Work has yet again been devouring me whole for the past few days, as I have been working almost continuously for several weeks (with a long-ish break on Saturdays so as not to go insane). That doesn't mean I didn't have blog ideas Monday morning. It just means that I didn't have time to write them into proper posts.
Well, the clouds have lifted and the XMPP gods are letting me step away from my computer for long enough to talk about...Peep Show.
"Peep Show" is a TV series produced by "Channel 4" in the United Kingdom that I discovered by accident in the final hour before landing in Los Angeles on a Virgin Atlantic flight from London. Virgin Atlantic's competitive differentiator, as it were - besides a color scheme that I like to call "hangover red," is that every seat has a Video on Demand console embedded into the facing seat back (it has games, too, though I use that less frequently). It makes a long international flight a heck of a lot more entertaining.
There is no shortage of movies on these things, but as I knew I didn't have enough time to watch another full-length feature, I opted to take a tour through the TV section of the system. I'd already watched all the "My Name is Earl" and "Futurama" episodes, and started and stopped some unnamed pub-themed British comedy that might have appealed to me if I knew what in the hell they were talking about (there are plenty of those kinds of Brit-comedies that don't make their way across the pond for just that reason) before settling on Peep Show.
For that last hour, I was the American with a window seat attacked by fits of uncontrollable laughter. "Peep Show" follows Mark and Jeremy as they wander through their dysfunctional lives -- which you view from the perspective of their own eyes. This means that everyone for the most part speaks directly to the camera, and from this perspective, you get to hear what Mark and Jeremy are thinking in response to the day's events.
Sounds like a simple concept, but most good concepts are (and impossible to describe in a technology blog post)...
...which brings me back to my vaguely technology-oriented point. I managed to pick up Series One of the series at a local Barnes & Noble this past weekend, again by accident (in fact, I had to walk around searching my mental database for the series name). I've heard the series gets better with age, but this first series still caused fits of laughter at Chez Carroll this past weekend.
I was motivated to buy more of the series, and was happy to discover that it has run through five seasons (and is still ongoing). Unfortunately, the only one released for us Yanks living in our NTSC-based universe was the first season.
Damn you, lack of global standards for television signals. To be fair, this is not a massive issue, though it does make me wish I had kept my region-free (and NTSC / PAL compatible) DVD player I had in Switzerland. I just have to buy a new region-free player, one that has a PAL <-> NTSC converter built-in. From what I've been reading, those aren't terribly expensive - around $120. For comedy nirvana, it seems a small price to pay (and I do still have a few PAL videos lying around).
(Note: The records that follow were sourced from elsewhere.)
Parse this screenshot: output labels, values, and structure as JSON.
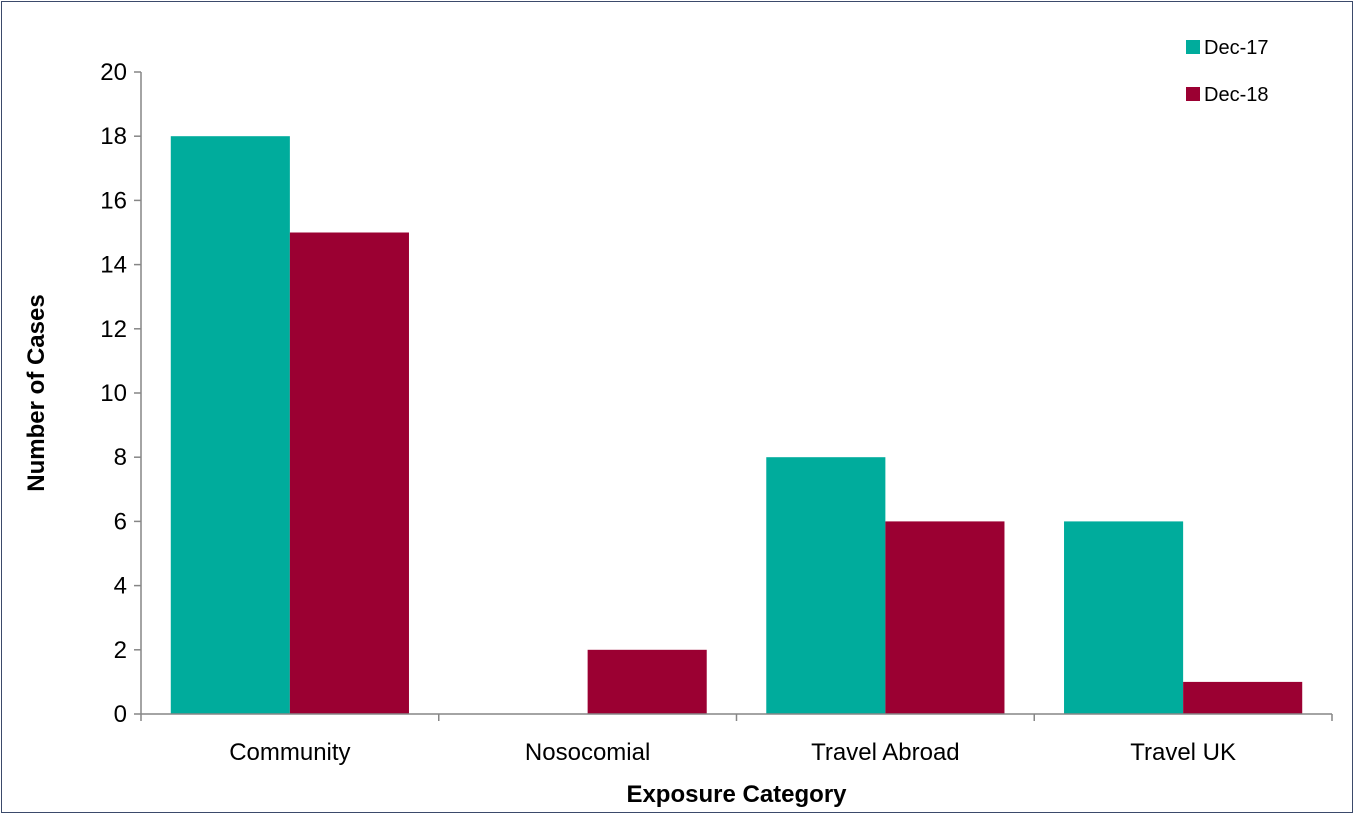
{
  "chart_data": {
    "type": "bar",
    "categories": [
      "Community",
      "Nosocomial",
      "Travel Abroad",
      "Travel UK"
    ],
    "series": [
      {
        "name": "Dec-17",
        "color": "#00ac9c",
        "values": [
          18,
          0,
          8,
          6
        ]
      },
      {
        "name": "Dec-18",
        "color": "#9b0032",
        "values": [
          15,
          2,
          6,
          1
        ]
      }
    ],
    "xlabel": "Exposure Category",
    "ylabel": "Number of Cases",
    "ylim": [
      0,
      20
    ],
    "yticks": [
      0,
      2,
      4,
      6,
      8,
      10,
      12,
      14,
      16,
      18,
      20
    ],
    "grid": false,
    "legend_position": "top-right"
  }
}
On the other hand, it did make me more aware of the issue of frame refresh rates in HD TVs. Conventional wisdom would lead one to believe that HD signals get around the NTSC / PAL issue. Unfortunately, they don't, as digital broadcasting standards (and the HD TVs that understand them) are still oriented around the the legacy PAL / NTSC broadcasting standards. Granted, they've managed to do away with pixel row differences (525 lines in NTSC vs. 625 lines in PAL, which is replaced by a universal 720 and 1080 pixel lines in the HD world), but the refresh rate differences still persist. In countries that use NTSC, the refresh rate is 30 frames per second (60 if interlaced), and 25fps in PAL regions (50 if interlaced).
To make matters worse, from what I've gleaned on the Internet, lots of TVs will only accept signals that have a region-specific refresh rate. This can even be a problem for some who try to play back an HD disc recorded in 1080p/24 (24 frames per second, which is the frame rate at which most movies are recorded). Most players will upconvert to the required refresh rate, but it's one thing to support conversion from 24 frames a second (the standard in movies) to a local frame rate, and another thing to convert from the European frame rate to the American one. Technically, its not a problem, but it's something I bet a lot of cost-conscious player manufacturers will leave out. This will be more of a problem as more TV shows are released in HD disc format, as TV shows are more likely to bear the mark of legacy region-specific frame refresh rates.
Anyway, that's just something to keep in mind as you hunt around for consumer electronics. Make sure your new HD TV (and playback hardware) supports the range of refresh rates likely to exist in the world. If it doesn't, you might find that you have bought into the same region-balkanized world we have today.